Complete mineralization of bisphenol F by a newly isolated Microbacterium sp. F2 eliminates its toxicity to sensitive organisms

Bisphenol F (BPF) is a component of synthetic epoxy resin and polycarbonate plastic. Its residue is frequently detected in water and sediments, posing a threat to aquatic organisms due to the endocrine disrupting effect of BPF. In this study, strain Microbacterium sp. F2, using BPF as the sole carbon source for growth and degrading 98.67 % of 0.10 mM BPF within 24 h, was isolated. Based on the identification of metabolites, strain F2 degraded BPF by the hydroxylation of the bridging carbon atom, and subsequently via oxidation and Baeyer-Villiger reaction to p-hydroxybenzoic acid (PHBA) and 1,4-hydroquinone (HQ), and both of them were further metabolized to provide strain F2 with the carbon source for growth.

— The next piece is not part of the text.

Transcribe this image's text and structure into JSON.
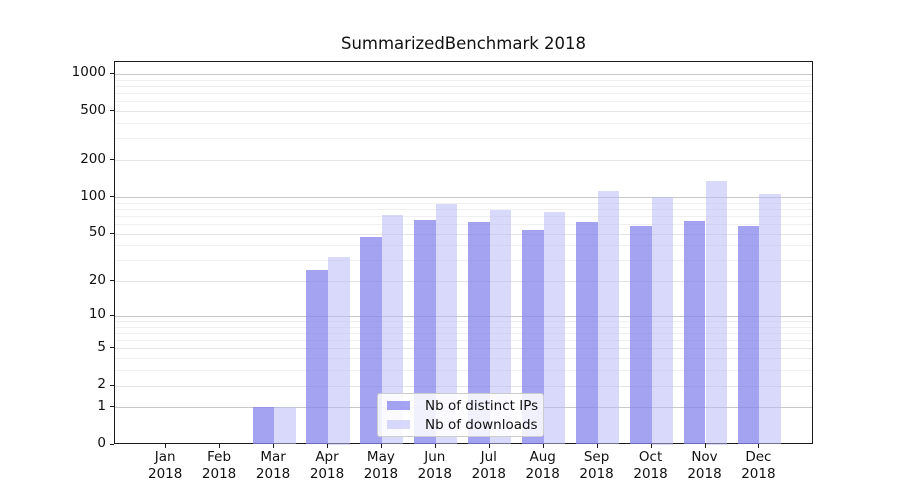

The half maximal inhibitory concentration (IC50) of BPF, 4,4′-dihydroxybenzophenone (DHBP), 4-hydroxyphenyl 4-hydroxybenzoate (HPHB), HQ and PHBA against Chlorella ellipsoidea at 96 h were 64, 142.5, 205, 325 and 660 μM, respectively. The toxicity of BPF and its metabolites to C. ellipsoidea showed a gradually decreasing trend. The median lethal concentration (LC₅₀) of BPF, DHBP, HPHB, HQ, and PHBA against zebrafish at 96 h were 40.50, 70.31, 71.28, 72.44, and 74.94 μM, respectively. There was no obvious difference in the toxicity of metabolites to zebrafish, but their toxicity was significantly lower than that of BPF. However, the complete mineralization of BPF by strain F2 achieved the detoxification of BPF. This study provides a potential strain for the bioremediation of BPF-polluted environment.